(Pékin) Depuis 10 jours déjà que ce vin rouge chinois nous faisait de l’œil dans le menu de l’hôtel.

Publié le 15 février
Yves Boisvert
Yves Boisvert La Presse

Faudrait bien essayer les produits locaux, m’a dit dans l’ascenseur Glotte Sensible, sur le ton de « t’es-tu game de faire du parachute ? ».

Était-ce le mal du pays, la fatigue, la déconvenue du relais féminin en courte piste, je ne sais pas, ces choses-là ne s’expliquent pas.

J’ai dit oui, vu qu’on ne vit qu’une fois.

Ce soir, on essaye le vin chinois.

« C’est bon. Mais c’est pas du vin », a déclaré le troisième homme dans l’ascenseur, un collègue français à qui, pourtant, nous n’avions demandé aucune note de dégustation.

Il va de soi qu’un Français en espace restreint entendant parler de vin a une sorte de devoir républicain d’opiner sur toute question vinicole abordée en sa présence. Je n’agis pas autrement quand des étrangers parlent d’épinettes devant moi.

Toujours est-il qu’à notre hôtel, la carte des vins est composée d’une liste de deux options. Le Changyu à 25 $. Et le Changyu d’une cuvée prestigieuse avec des mots français dessus, pour 100 $.

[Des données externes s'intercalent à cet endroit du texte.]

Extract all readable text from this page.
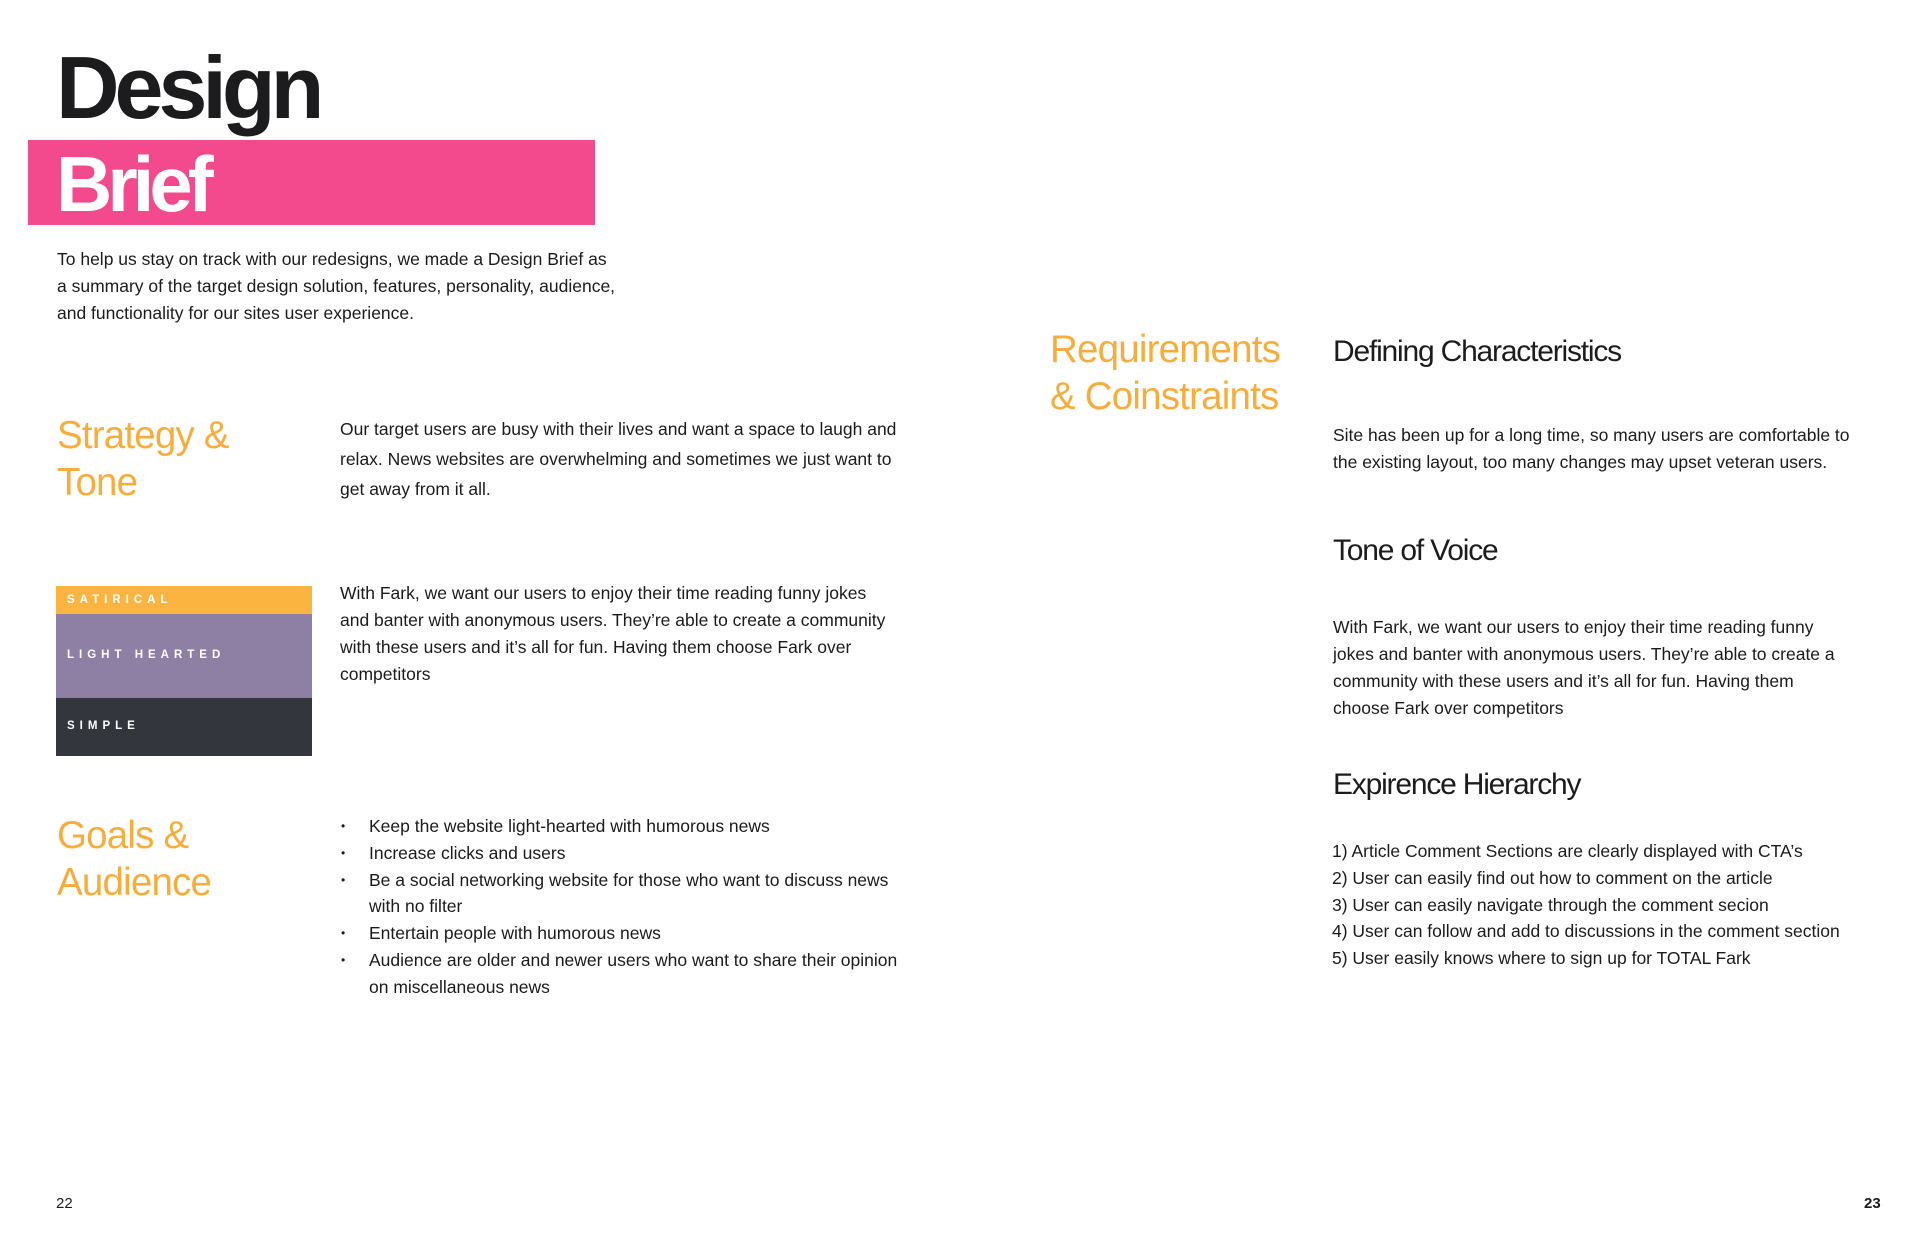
Design
Brief
To help us stay on track with our redesigns, we made a Design Brief as a summary of the target design solution, features, personality, audience, and functionality for our sites user experience.
Strategy &
Tone
Our target users are busy with their lives and want a space to laugh and relax. News websites are overwhelming and sometimes we just want to get away from it all.
SATIRICAL
LIGHT HEARTED
SIMPLE
With Fark, we want our users to enjoy their time reading funny jokes and banter with anonymous users. They’re able to create a community with these users and it’s all for fun. Having them choose Fark over competitors
Goals &
Audience
• Keep the website light-hearted with humorous news
• Increase clicks and users
• Be a social networking website for those who want to discuss news with no filter
• Entertain people with humorous news
• Audience are older and newer users who want to share their opinion on miscellaneous news
Requirements
& Coinstraints
Defining Characteristics
Site has been up for a long time, so many users are comfortable to the existing layout, too many changes may upset veteran users.
Tone of Voice
With Fark, we want our users to enjoy their time reading funny jokes and banter with anonymous users. They’re able to create a community with these users and it’s all for fun. Having them choose Fark over competitors
Expirence Hierarchy
1) Article Comment Sections are clearly displayed with CTA’s
2) User can easily find out how to comment on the article
3) User can easily navigate through the comment secion
4) User can follow and add to discussions in the comment section
5) User easily knows where to sign up for TOTAL Fark
22	23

On a choisi la cuvée de base.

« Ça fait la job », a conclu Glotte Sensible, après avoir clairement consacré plus de temps à photographier la bouteille qu’à en analyser le contenu.

Quant à moi, j’oserais dire que c’est très buvable, moyennement concentré, un peu boisé sans rien de vulgaire, mais peut-être un peu trop cuit dans les encoignures, témoignant d’un élevage en climat désertique ou d’une conservation trop proche du compresseur.

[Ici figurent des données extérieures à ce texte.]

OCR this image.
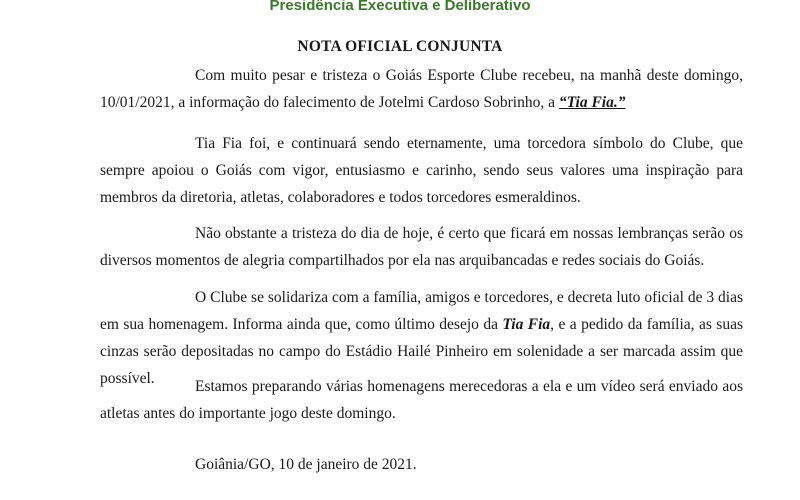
Presidência Executiva e Deliberativo
NOTA OFICIAL CONJUNTA

Com muito pesar e tristeza o Goiás Esporte Clube recebeu, na manhã deste domingo, 10/01/2021, a informação do falecimento de Jotelmi Cardoso Sobrinho, a “Tia Fia.”

Tia Fia foi, e continuará sendo eternamente, uma torcedora símbolo do Clube, que sempre apoiou o Goiás com vigor, entusiasmo e carinho, sendo seus valores uma inspiração para membros da diretoria, atletas, colaboradores e todos torcedores esmeraldinos.

Não obstante a tristeza do dia de hoje, é certo que ficará em nossas lembranças serão os diversos momentos de alegria compartilhados por ela nas arquibancadas e redes sociais do Goiás.

O Clube se solidariza com a família, amigos e torcedores, e decreta luto oficial de 3 dias em sua homenagem. Informa ainda que, como último desejo da Tia Fia, e a pedido da família, as suas cinzas serão depositadas no campo do Estádio Hailé Pinheiro em solenidade a ser marcada assim que possível.	Estamos preparando várias homenagens merecedoras a ela e um vídeo será enviado aos atletas antes do importante jogo deste domingo.

Goiânia/GO, 10 de janeiro de 2021.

Mon maître subtil Jacques Benoit aurait sûrement donné une note avec une décimale qu’il aurait transposée en demi-étoile. Je lui demande souvent mon opinion.

Sachez cependant que la maison Changyu, fondée à la fin du XIXsiècle, quand personne ici ne buvait de vin à part les maîtres coloniaux chrétiens, cette maison, donc, serait le 10e producteur mondial de vin.

La Chine, jusqu’au début des années 1980, ne produisait et ne consommait à peu près pas de vin. C’est un pays de bière et d’alcool fort. Elle est maintenant une grande productrice de vin.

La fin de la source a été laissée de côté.